In his introduction to The Red Paper on Scotland, published in 1975, Gordon Brown – then student rector of Edinburgh University – acknowledged how radically developments in the North Sea had altered the Scottish political landscape: “Modern Scottish nationalism is less an assertion of Scotland’s permanence as a nation than a response to Scotland’s uneven development – in particular to the gap between people’s experiences as part of an increasingly demoralised Great Britain and their (oil-fired) expectations at a Scottish-level.”
By the time he had become Chancellor of the Exchequer two decades later, Brown’s analysis of nationalism had reversed. In a pamphlet, New Scotland, New Britain, written ahead of the first Scottish parliamentary elections, he dismissed “the cause of separation” as little more than a “misguided retreat from … modern forces of change”.
Nonetheless, oil remained central to the SNP’s argument that Scotland could be a richer, fairer and more dynamic society outside the UK. But to what extent are Scottish expectations still “oil-fired”? Certainly, strategists on both sides of the independence referendum continue to view the issue as pivotal.
The most recent clash centred on an OBR report, seized on by Better Together, that predicted oil revenues would fall sharply from 2017, leaving Scotland with a larger fiscal deficit than the UK as a whole. Nationalists responded by highlighting the industry’s optimism over future rates of production and citing the work of Alex Kemp, professor of petro-economics at Aberdeen University, which estimates oil could generate between £50bn and £100bn in tax over the next 10 years alone.

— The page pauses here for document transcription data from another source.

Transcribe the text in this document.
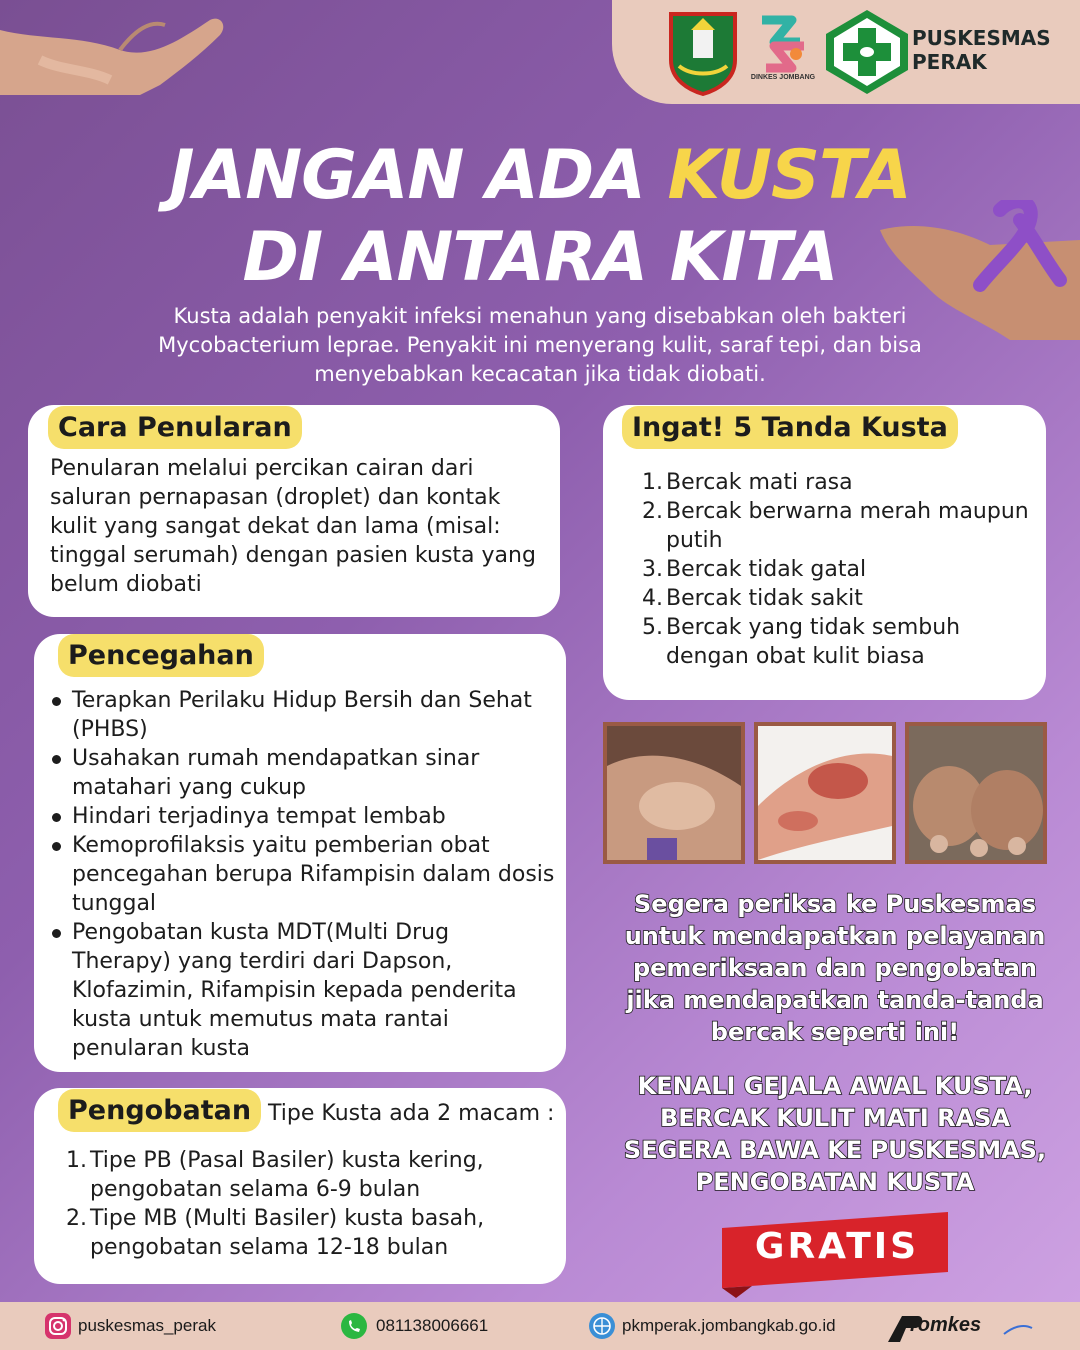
DINKES JOMBANG
PUSKESMAS
PERAK
JANGAN ADA KUSTA
DI ANTARA KITA
Kusta adalah penyakit infeksi menahun yang disebabkan oleh bakteri Mycobacterium leprae. Penyakit ini menyerang kulit, saraf tepi, dan bisa menyebabkan kecacatan jika tidak diobati.
Cara Penularan
Penularan melalui percikan cairan dari saluran pernapasan (droplet) dan kontak kulit yang sangat dekat dan lama (misal: tinggal serumah) dengan pasien kusta yang belum diobati
Pencegahan
Terapkan Perilaku Hidup Bersih dan Sehat (PHBS)
Usahakan rumah mendapatkan sinar matahari yang cukup
Hindari terjadinya tempat lembab
Kemoprofilaksis yaitu pemberian obat pencegahan berupa Rifampisin dalam dosis tunggal
Pengobatan kusta MDT(Multi Drug Therapy) yang terdiri dari Dapson, Klofazimin, Rifampisin kepada penderita kusta untuk memutus mata rantai penularan kusta
Pengobatan Tipe Kusta ada 2 macam :
1. Tipe PB (Pasal Basiler) kusta kering, pengobatan selama 6-9 bulan
2. Tipe MB (Multi Basiler) kusta basah, pengobatan selama 12-18 bulan
Ingat! 5 Tanda Kusta
1. Bercak mati rasa
2. Bercak berwarna merah maupun putih
3. Bercak tidak gatal
4. Bercak tidak sakit
5. Bercak yang tidak sembuh dengan obat kulit biasa
Segera periksa ke Puskesmas untuk mendapatkan pelayanan pemeriksaan dan pengobatan jika mendapatkan tanda-tanda bercak seperti ini!
KENALI GEJALA AWAL KUSTA, BERCAK KULIT MATI RASA SEGERA BAWA KE PUSKESMAS, PENGOBATAN KUSTA
GRATIS
puskesmas_perak	081138006661	pkmperak.jombangkab.go.id	romkes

When the debate becomes counterfactual, the unionist case weakens. Opponents of independence insist that, as a separate state, any benefit Scotland might have secured from control of the oil would have been offset by large fluctuations in annual revenues. Yet, between 1976 and 2011, total North Sea royalty and tax receipts amounted to £285bn (at 2009/10 prices), of which Scotland’s share – according to a median line division of North Sea territory – was £257bn. The focus on annual revenue flows is deceptive for the obvious reason that low revenues one year can be (and have been) compensated by high revenues the next.
Against these numbers, Scotsman columnist and former Labour MP Brian Wilson claims an independent Scotland run by the SNP would simply have mismanaged the oil industry. Again, the evidence suggests otherwise. As Chris Harvie explains in his book Fools Gold: the story of North Sea oil, SNP oil policy in the ‘70s and ‘80s drew heavily on the Norwegian model, with commitments to hold the oil as the property of the Scottish state, limit output to between 70 and 100 million tons per year and establish a Scottish state oil company with a 50 per cent stake in as yet undeveloped fields.
Few deny that Norway’s stewardship of its oil resources has been vastly superior to that of Britain’s. Norway’s oil fund, established in 1990, is currently worth more than £450bn, while the country’s GDP, once 9 per cent lower than that of the UK’s, is now 71 per cent higher. By contrast, throughout the 1980s, successive Conservative administrations at Westminster wasted record oil tax returns on rising welfare and unemployment bills caused by Mrs Thatcher’s monetarist experiments. Moreover, Thatcher used her oil tax windfall to disguise the growing deficit in the UK’s trade in general goods and services – a deficit compounded by her deliberate erosion of Britain’s manufacturing base.
It is difficult to believe that an oil-rich, independent Scotland would have allowed its industrial sector to decline as rapidly and as relentlessly as it has under the direction of UK policy-makers. More likely, Scotland would have pursued a programme of long-term industrial restructuring, with the possible benefit of avoiding the growth in unfettered financial capitalism that has proved so damaging to the British and Scottish economiesof late.
However, legitimate historical grievances notwithstanding, there doesn’t seem to be a great deal of political capital to be made from agonising over London’s failure, so far at least, to grasp the developmental opportunities presented by North Sea oil. Scots are not engaged, as they were in the 1970s, in a public conversation about how best to utilise Scottish oil assets in Scotland’s interests, nor do they seem particularly animated by the SNP’s talk of another boom in oil investment over the coming years.
It’s possible this sense of disengagement is symptomatic of the broader lack of public enthusiasm for the referendum campaign routinely noted by commentators. But perhaps its roots lie in a deeper collective memory of how cruelly the hopes raised by Scotland’s first oil boom were dashed, first by the defeat of devolution in 1979 and then by the decade of economic and political stagnation that followed. It would be a frustrating irony for nationalists if the defensive habits Scottish voters developed during the Thatcher era proved the undoing of the independence project.